After a 5% tax was proposed on the three largest credit unions in Utah, Mountain America converted from a state-chartered to a federally chartered credit union in 2003, becoming Mountain America Federal Credit Union.

In 2008, the credit union absorbed Salt Lake City Credit Union, which became a division of Mountain America following regulatory approval. The organization has expanded operations into multiple Western states. Mountain America exited the New Mexico market in 2024 by selling its Albuquerque branch operations to Sunward Federal Credit Union.

== Operations ==
Mountain America operates more than 100 branches across several western states, including Utah, Idaho, Montana, Nevada, and Arizona.

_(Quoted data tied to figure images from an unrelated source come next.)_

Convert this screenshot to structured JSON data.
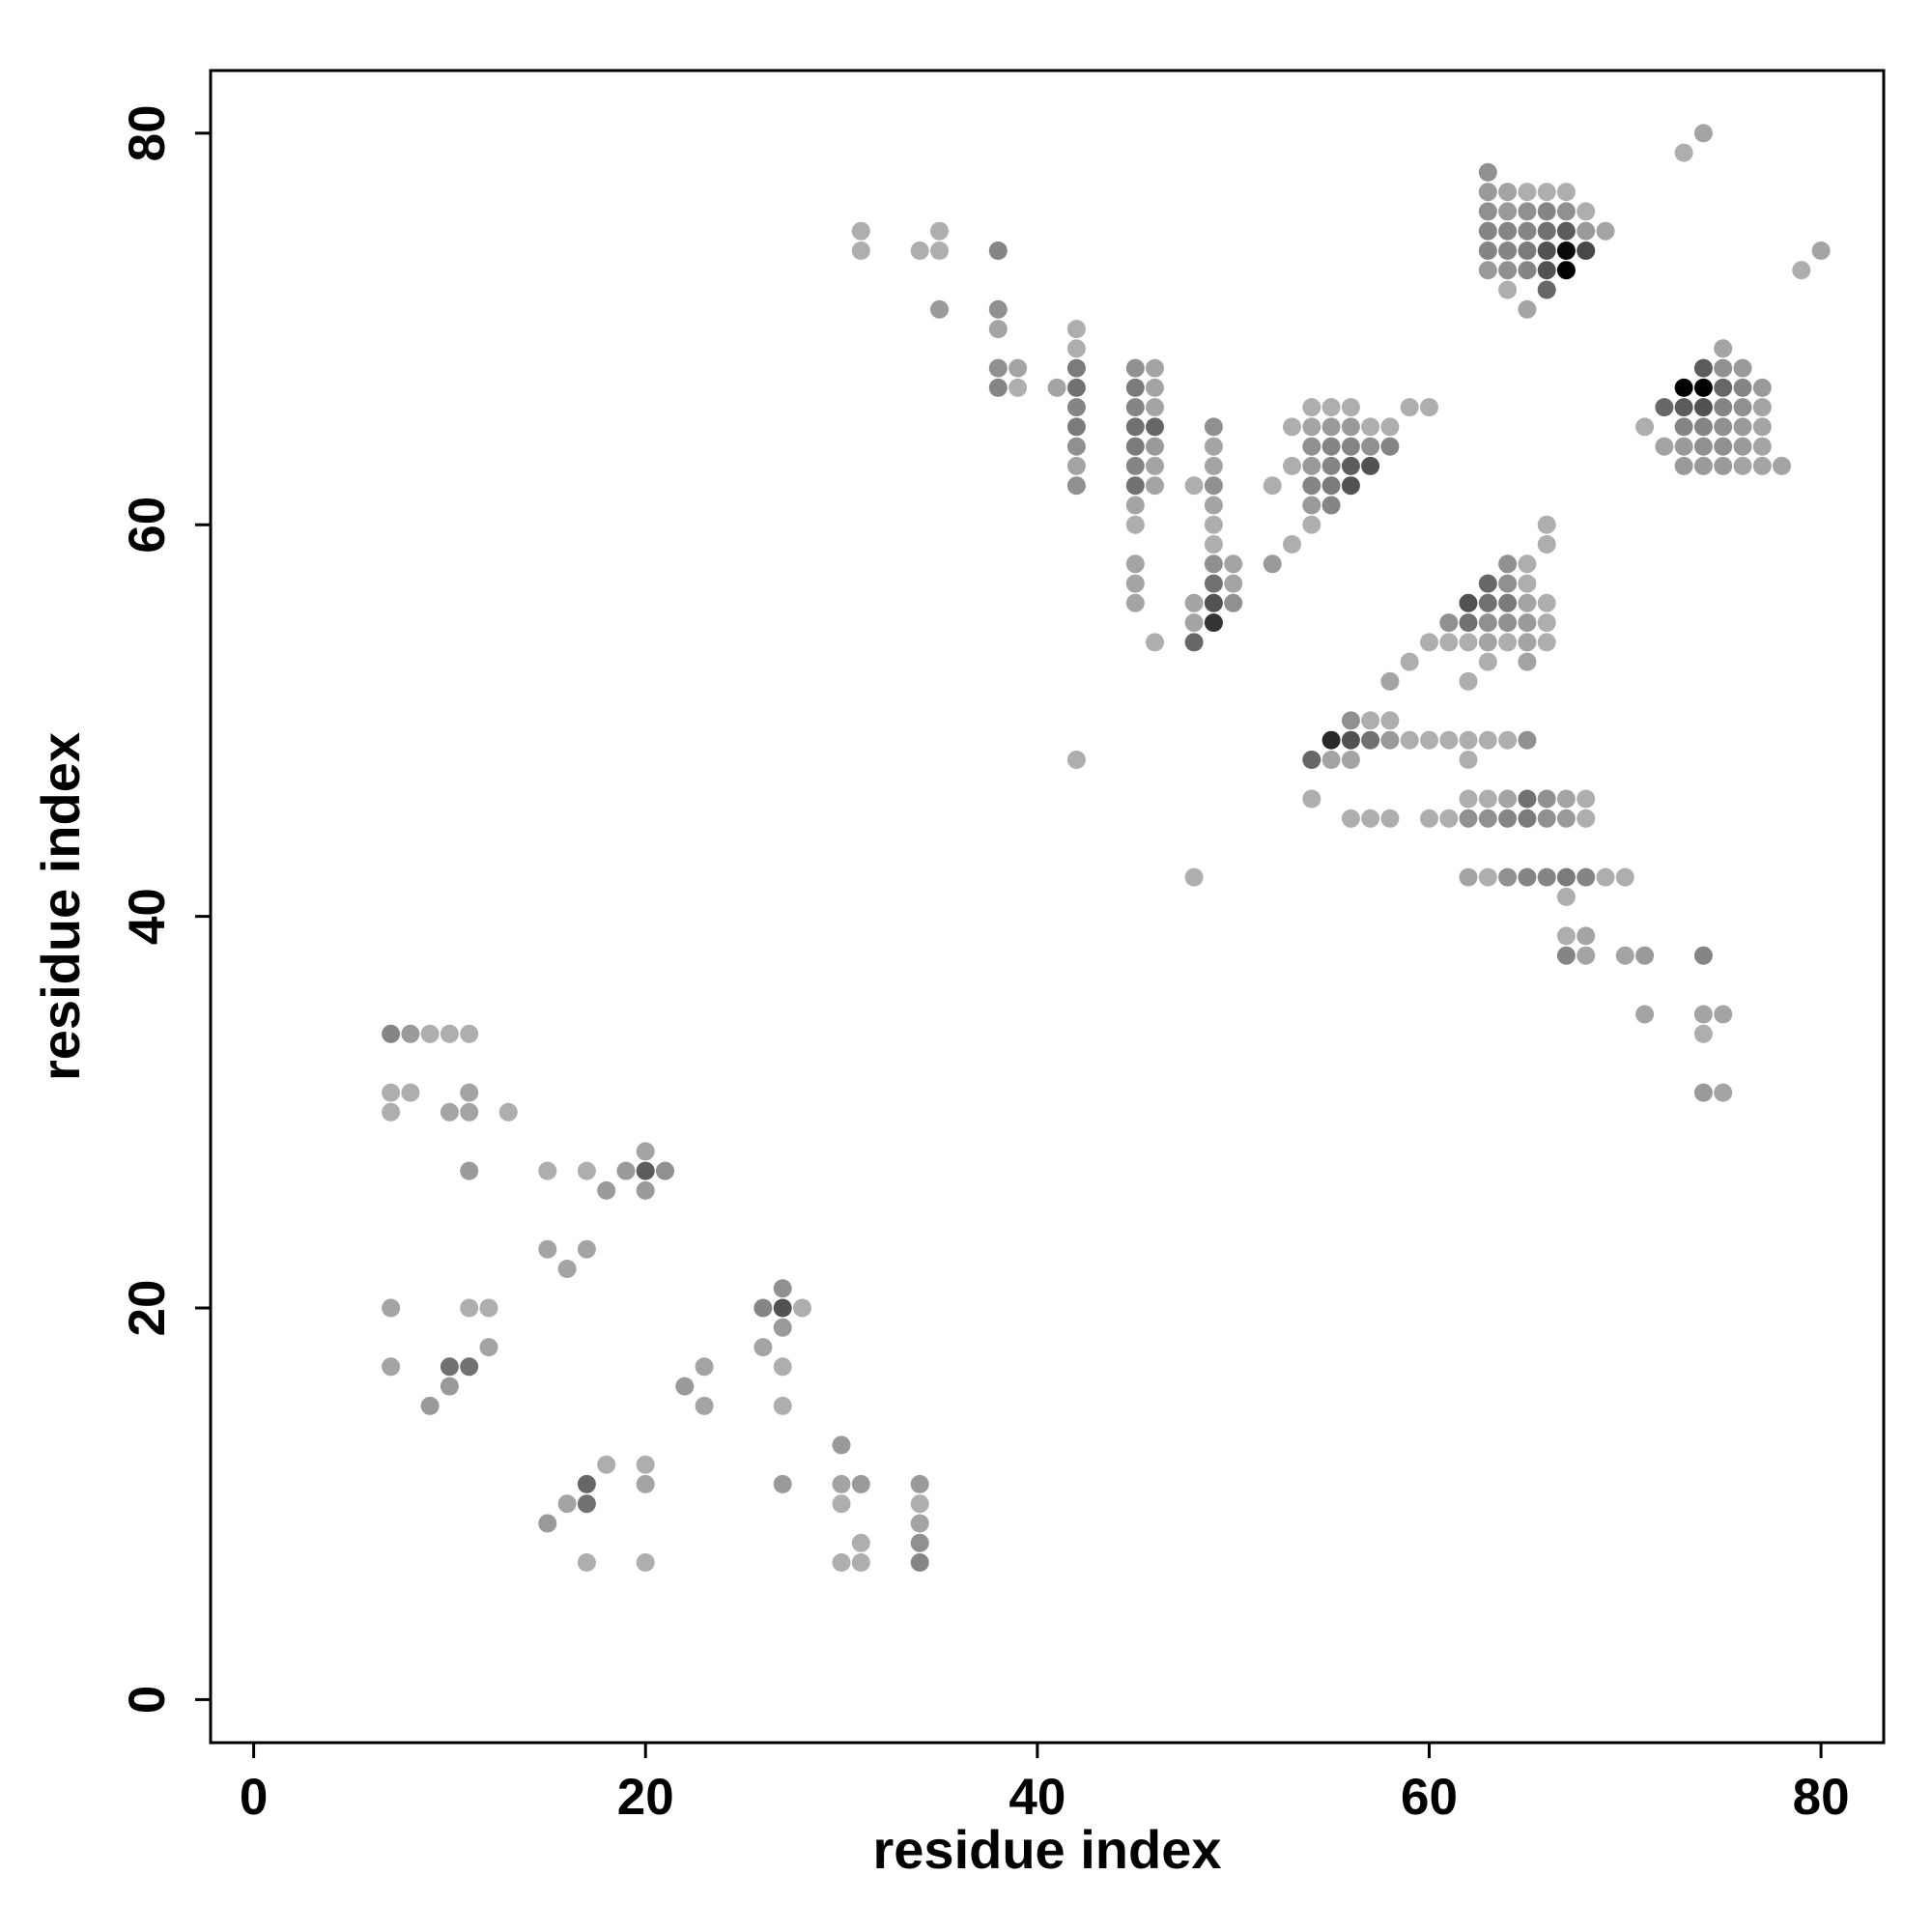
{
  "chart_data": {
    "type": "scatter",
    "title": "",
    "xlabel": "residue index",
    "ylabel": "residue index",
    "xlim": [
      -2.2,
      83.2
    ],
    "ylim": [
      -2.2,
      83.2
    ],
    "xticks": [
      0,
      20,
      40,
      60,
      80
    ],
    "yticks": [
      0,
      20,
      40,
      60,
      80
    ],
    "grid": false,
    "legend": "none",
    "value_meaning": "marker darkness, 0 = lightest grey, 1 = black",
    "points": [
      [
        7,
        34,
        0.35
      ],
      [
        8,
        34,
        0.25
      ],
      [
        9,
        34,
        0.15
      ],
      [
        10,
        34,
        0.15
      ],
      [
        11,
        34,
        0.15
      ],
      [
        7,
        31,
        0.15
      ],
      [
        8,
        31,
        0.15
      ],
      [
        11,
        31,
        0.2
      ],
      [
        7,
        30,
        0.15
      ],
      [
        10,
        30,
        0.2
      ],
      [
        11,
        30,
        0.2
      ],
      [
        13,
        30,
        0.15
      ],
      [
        11,
        27,
        0.25
      ],
      [
        15,
        27,
        0.15
      ],
      [
        17,
        27,
        0.15
      ],
      [
        19,
        27,
        0.25
      ],
      [
        20,
        27,
        0.55
      ],
      [
        21,
        27,
        0.3
      ],
      [
        20,
        28,
        0.2
      ],
      [
        20,
        26,
        0.25
      ],
      [
        18,
        26,
        0.25
      ],
      [
        15,
        23,
        0.2
      ],
      [
        17,
        23,
        0.2
      ],
      [
        16,
        22,
        0.2
      ],
      [
        7,
        20,
        0.2
      ],
      [
        11,
        20,
        0.15
      ],
      [
        12,
        20,
        0.15
      ],
      [
        26,
        20,
        0.35
      ],
      [
        27,
        20,
        0.6
      ],
      [
        28,
        20,
        0.15
      ],
      [
        27,
        21,
        0.3
      ],
      [
        27,
        19,
        0.25
      ],
      [
        7,
        17,
        0.2
      ],
      [
        10,
        17,
        0.45
      ],
      [
        11,
        17,
        0.45
      ],
      [
        12,
        18,
        0.2
      ],
      [
        9,
        15,
        0.25
      ],
      [
        10,
        16,
        0.25
      ],
      [
        26,
        18,
        0.2
      ],
      [
        27,
        17,
        0.15
      ],
      [
        22,
        16,
        0.25
      ],
      [
        23,
        17,
        0.2
      ],
      [
        23,
        15,
        0.2
      ],
      [
        27,
        15,
        0.15
      ],
      [
        18,
        12,
        0.15
      ],
      [
        17,
        11,
        0.5
      ],
      [
        17,
        10,
        0.45
      ],
      [
        16,
        10,
        0.2
      ],
      [
        15,
        9,
        0.25
      ],
      [
        20,
        12,
        0.15
      ],
      [
        20,
        11,
        0.2
      ],
      [
        17,
        7,
        0.15
      ],
      [
        20,
        7,
        0.15
      ],
      [
        27,
        11,
        0.25
      ],
      [
        30,
        13,
        0.25
      ],
      [
        30,
        11,
        0.2
      ],
      [
        31,
        11,
        0.25
      ],
      [
        30,
        10,
        0.15
      ],
      [
        31,
        8,
        0.15
      ],
      [
        30,
        7,
        0.15
      ],
      [
        31,
        7,
        0.15
      ],
      [
        34,
        11,
        0.25
      ],
      [
        34,
        10,
        0.15
      ],
      [
        34,
        9,
        0.2
      ],
      [
        34,
        8,
        0.3
      ],
      [
        34,
        7,
        0.35
      ],
      [
        31,
        75,
        0.15
      ],
      [
        31,
        74,
        0.15
      ],
      [
        34,
        74,
        0.15
      ],
      [
        35,
        75,
        0.15
      ],
      [
        35,
        74,
        0.15
      ],
      [
        35,
        71,
        0.25
      ],
      [
        38,
        74,
        0.35
      ],
      [
        38,
        71,
        0.3
      ],
      [
        38,
        70,
        0.2
      ],
      [
        38,
        68,
        0.3
      ],
      [
        39,
        68,
        0.2
      ],
      [
        38,
        67,
        0.35
      ],
      [
        39,
        67,
        0.15
      ],
      [
        41,
        67,
        0.2
      ],
      [
        42,
        70,
        0.15
      ],
      [
        42,
        69,
        0.15
      ],
      [
        42,
        68,
        0.4
      ],
      [
        42,
        67,
        0.45
      ],
      [
        42,
        66,
        0.35
      ],
      [
        42,
        65,
        0.4
      ],
      [
        42,
        64,
        0.3
      ],
      [
        42,
        63,
        0.2
      ],
      [
        42,
        62,
        0.3
      ],
      [
        42,
        48,
        0.15
      ],
      [
        45,
        68,
        0.3
      ],
      [
        46,
        68,
        0.2
      ],
      [
        45,
        67,
        0.4
      ],
      [
        46,
        67,
        0.2
      ],
      [
        45,
        66,
        0.35
      ],
      [
        46,
        66,
        0.2
      ],
      [
        45,
        65,
        0.45
      ],
      [
        46,
        65,
        0.5
      ],
      [
        45,
        64,
        0.4
      ],
      [
        46,
        64,
        0.25
      ],
      [
        45,
        63,
        0.35
      ],
      [
        46,
        63,
        0.2
      ],
      [
        45,
        62,
        0.45
      ],
      [
        46,
        62,
        0.2
      ],
      [
        45,
        61,
        0.2
      ],
      [
        45,
        60,
        0.15
      ],
      [
        45,
        58,
        0.2
      ],
      [
        45,
        57,
        0.2
      ],
      [
        45,
        56,
        0.2
      ],
      [
        46,
        54,
        0.15
      ],
      [
        48,
        62,
        0.15
      ],
      [
        49,
        65,
        0.3
      ],
      [
        49,
        64,
        0.2
      ],
      [
        49,
        63,
        0.2
      ],
      [
        49,
        62,
        0.3
      ],
      [
        49,
        61,
        0.2
      ],
      [
        49,
        60,
        0.15
      ],
      [
        49,
        59,
        0.15
      ],
      [
        49,
        58,
        0.3
      ],
      [
        50,
        58,
        0.2
      ],
      [
        49,
        57,
        0.45
      ],
      [
        50,
        57,
        0.2
      ],
      [
        48,
        56,
        0.2
      ],
      [
        49,
        56,
        0.6
      ],
      [
        50,
        56,
        0.3
      ],
      [
        48,
        55,
        0.2
      ],
      [
        49,
        55,
        0.75
      ],
      [
        48,
        54,
        0.5
      ],
      [
        52,
        62,
        0.15
      ],
      [
        52,
        58,
        0.25
      ],
      [
        53,
        59,
        0.15
      ],
      [
        53,
        63,
        0.15
      ],
      [
        53,
        65,
        0.15
      ],
      [
        54,
        66,
        0.15
      ],
      [
        55,
        66,
        0.15
      ],
      [
        56,
        66,
        0.15
      ],
      [
        59,
        66,
        0.15
      ],
      [
        60,
        66,
        0.15
      ],
      [
        54,
        65,
        0.2
      ],
      [
        55,
        65,
        0.25
      ],
      [
        56,
        65,
        0.25
      ],
      [
        57,
        65,
        0.15
      ],
      [
        58,
        65,
        0.15
      ],
      [
        54,
        64,
        0.3
      ],
      [
        55,
        64,
        0.35
      ],
      [
        56,
        64,
        0.35
      ],
      [
        57,
        64,
        0.3
      ],
      [
        58,
        64,
        0.35
      ],
      [
        54,
        63,
        0.25
      ],
      [
        55,
        63,
        0.35
      ],
      [
        56,
        63,
        0.55
      ],
      [
        57,
        63,
        0.6
      ],
      [
        54,
        62,
        0.35
      ],
      [
        55,
        62,
        0.4
      ],
      [
        56,
        62,
        0.6
      ],
      [
        54,
        61,
        0.25
      ],
      [
        55,
        61,
        0.35
      ],
      [
        54,
        60,
        0.15
      ],
      [
        54,
        48,
        0.5
      ],
      [
        55,
        48,
        0.2
      ],
      [
        56,
        48,
        0.2
      ],
      [
        55,
        49,
        0.8
      ],
      [
        56,
        49,
        0.6
      ],
      [
        57,
        49,
        0.45
      ],
      [
        58,
        49,
        0.25
      ],
      [
        59,
        49,
        0.15
      ],
      [
        60,
        49,
        0.15
      ],
      [
        61,
        49,
        0.15
      ],
      [
        62,
        49,
        0.15
      ],
      [
        63,
        49,
        0.15
      ],
      [
        64,
        49,
        0.15
      ],
      [
        65,
        49,
        0.3
      ],
      [
        56,
        50,
        0.3
      ],
      [
        57,
        50,
        0.15
      ],
      [
        58,
        50,
        0.15
      ],
      [
        62,
        48,
        0.15
      ],
      [
        58,
        52,
        0.2
      ],
      [
        59,
        53,
        0.15
      ],
      [
        60,
        54,
        0.15
      ],
      [
        61,
        54,
        0.15
      ],
      [
        62,
        54,
        0.15
      ],
      [
        63,
        54,
        0.2
      ],
      [
        64,
        54,
        0.15
      ],
      [
        65,
        54,
        0.2
      ],
      [
        66,
        54,
        0.15
      ],
      [
        61,
        55,
        0.3
      ],
      [
        62,
        55,
        0.45
      ],
      [
        63,
        55,
        0.3
      ],
      [
        64,
        55,
        0.3
      ],
      [
        65,
        55,
        0.25
      ],
      [
        66,
        55,
        0.15
      ],
      [
        62,
        56,
        0.6
      ],
      [
        63,
        56,
        0.45
      ],
      [
        64,
        56,
        0.4
      ],
      [
        65,
        56,
        0.2
      ],
      [
        66,
        56,
        0.15
      ],
      [
        63,
        57,
        0.5
      ],
      [
        64,
        57,
        0.3
      ],
      [
        65,
        57,
        0.15
      ],
      [
        64,
        58,
        0.3
      ],
      [
        65,
        58,
        0.15
      ],
      [
        62,
        52,
        0.15
      ],
      [
        63,
        53,
        0.15
      ],
      [
        65,
        53,
        0.2
      ],
      [
        66,
        59,
        0.15
      ],
      [
        66,
        60,
        0.15
      ],
      [
        54,
        46,
        0.15
      ],
      [
        56,
        45,
        0.15
      ],
      [
        57,
        45,
        0.15
      ],
      [
        58,
        45,
        0.15
      ],
      [
        60,
        45,
        0.15
      ],
      [
        61,
        45,
        0.15
      ],
      [
        62,
        45,
        0.3
      ],
      [
        63,
        45,
        0.3
      ],
      [
        64,
        45,
        0.35
      ],
      [
        65,
        45,
        0.4
      ],
      [
        66,
        45,
        0.3
      ],
      [
        67,
        45,
        0.25
      ],
      [
        68,
        45,
        0.15
      ],
      [
        62,
        46,
        0.15
      ],
      [
        63,
        46,
        0.15
      ],
      [
        64,
        46,
        0.2
      ],
      [
        65,
        46,
        0.45
      ],
      [
        66,
        46,
        0.3
      ],
      [
        67,
        46,
        0.2
      ],
      [
        68,
        46,
        0.15
      ],
      [
        48,
        42,
        0.15
      ],
      [
        62,
        42,
        0.2
      ],
      [
        63,
        42,
        0.15
      ],
      [
        64,
        42,
        0.3
      ],
      [
        65,
        42,
        0.35
      ],
      [
        66,
        42,
        0.35
      ],
      [
        67,
        42,
        0.4
      ],
      [
        68,
        42,
        0.35
      ],
      [
        69,
        42,
        0.15
      ],
      [
        70,
        42,
        0.15
      ],
      [
        67,
        41,
        0.15
      ],
      [
        67,
        39,
        0.15
      ],
      [
        68,
        39,
        0.2
      ],
      [
        67,
        38,
        0.35
      ],
      [
        68,
        38,
        0.2
      ],
      [
        70,
        38,
        0.2
      ],
      [
        71,
        38,
        0.25
      ],
      [
        74,
        38,
        0.35
      ],
      [
        71,
        35,
        0.2
      ],
      [
        74,
        35,
        0.2
      ],
      [
        75,
        35,
        0.2
      ],
      [
        74,
        34,
        0.15
      ],
      [
        74,
        31,
        0.25
      ],
      [
        75,
        31,
        0.2
      ],
      [
        63,
        78,
        0.3
      ],
      [
        63,
        77,
        0.25
      ],
      [
        64,
        77,
        0.2
      ],
      [
        65,
        77,
        0.15
      ],
      [
        66,
        77,
        0.15
      ],
      [
        67,
        77,
        0.15
      ],
      [
        63,
        76,
        0.3
      ],
      [
        64,
        76,
        0.25
      ],
      [
        65,
        76,
        0.3
      ],
      [
        66,
        76,
        0.35
      ],
      [
        67,
        76,
        0.3
      ],
      [
        68,
        76,
        0.15
      ],
      [
        63,
        75,
        0.35
      ],
      [
        64,
        75,
        0.35
      ],
      [
        65,
        75,
        0.35
      ],
      [
        66,
        75,
        0.45
      ],
      [
        67,
        75,
        0.55
      ],
      [
        68,
        75,
        0.25
      ],
      [
        69,
        75,
        0.2
      ],
      [
        63,
        74,
        0.35
      ],
      [
        64,
        74,
        0.35
      ],
      [
        65,
        74,
        0.4
      ],
      [
        66,
        74,
        0.6
      ],
      [
        67,
        74,
        0.95
      ],
      [
        68,
        74,
        0.65
      ],
      [
        63,
        73,
        0.25
      ],
      [
        64,
        73,
        0.3
      ],
      [
        65,
        73,
        0.35
      ],
      [
        66,
        73,
        0.6
      ],
      [
        67,
        73,
        1.0
      ],
      [
        64,
        72,
        0.15
      ],
      [
        66,
        72,
        0.5
      ],
      [
        65,
        71,
        0.2
      ],
      [
        73,
        79,
        0.15
      ],
      [
        74,
        80,
        0.2
      ],
      [
        79,
        73,
        0.15
      ],
      [
        80,
        74,
        0.2
      ],
      [
        75,
        69,
        0.2
      ],
      [
        74,
        68,
        0.55
      ],
      [
        75,
        68,
        0.3
      ],
      [
        76,
        68,
        0.25
      ],
      [
        73,
        67,
        1.0
      ],
      [
        74,
        67,
        1.0
      ],
      [
        75,
        67,
        0.5
      ],
      [
        76,
        67,
        0.35
      ],
      [
        77,
        67,
        0.25
      ],
      [
        72,
        66,
        0.5
      ],
      [
        73,
        66,
        0.55
      ],
      [
        74,
        66,
        0.6
      ],
      [
        75,
        66,
        0.35
      ],
      [
        76,
        66,
        0.3
      ],
      [
        77,
        66,
        0.2
      ],
      [
        71,
        65,
        0.15
      ],
      [
        73,
        65,
        0.35
      ],
      [
        74,
        65,
        0.35
      ],
      [
        75,
        65,
        0.3
      ],
      [
        76,
        65,
        0.25
      ],
      [
        77,
        65,
        0.2
      ],
      [
        72,
        64,
        0.2
      ],
      [
        73,
        64,
        0.25
      ],
      [
        74,
        64,
        0.3
      ],
      [
        75,
        64,
        0.3
      ],
      [
        76,
        64,
        0.25
      ],
      [
        77,
        64,
        0.2
      ],
      [
        73,
        63,
        0.25
      ],
      [
        74,
        63,
        0.25
      ],
      [
        75,
        63,
        0.25
      ],
      [
        76,
        63,
        0.2
      ],
      [
        77,
        63,
        0.2
      ],
      [
        78,
        63,
        0.2
      ]
    ]
  }
}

The credit union has also participated in industry discussions around proposed changes to federal limits on member business lending. Mountain America has been cited in industry reporting as one of several large credit unions supporting legislative proposals to raise federal limits on member business lending.

== Sponsorships ==
In 2023, Arizona State University's Sun Devil Stadium was renamed Mountain America Stadium, following a naming rights deal between ASU and the credit union. The 15-year agreement was estimated to be worth more than $50M over the life of the deal. Mountain America’s naming rights agreement expanded the credit union’s existing partnership with Arizona State, with naming rights to the community ice facility connected to Mullett Arena.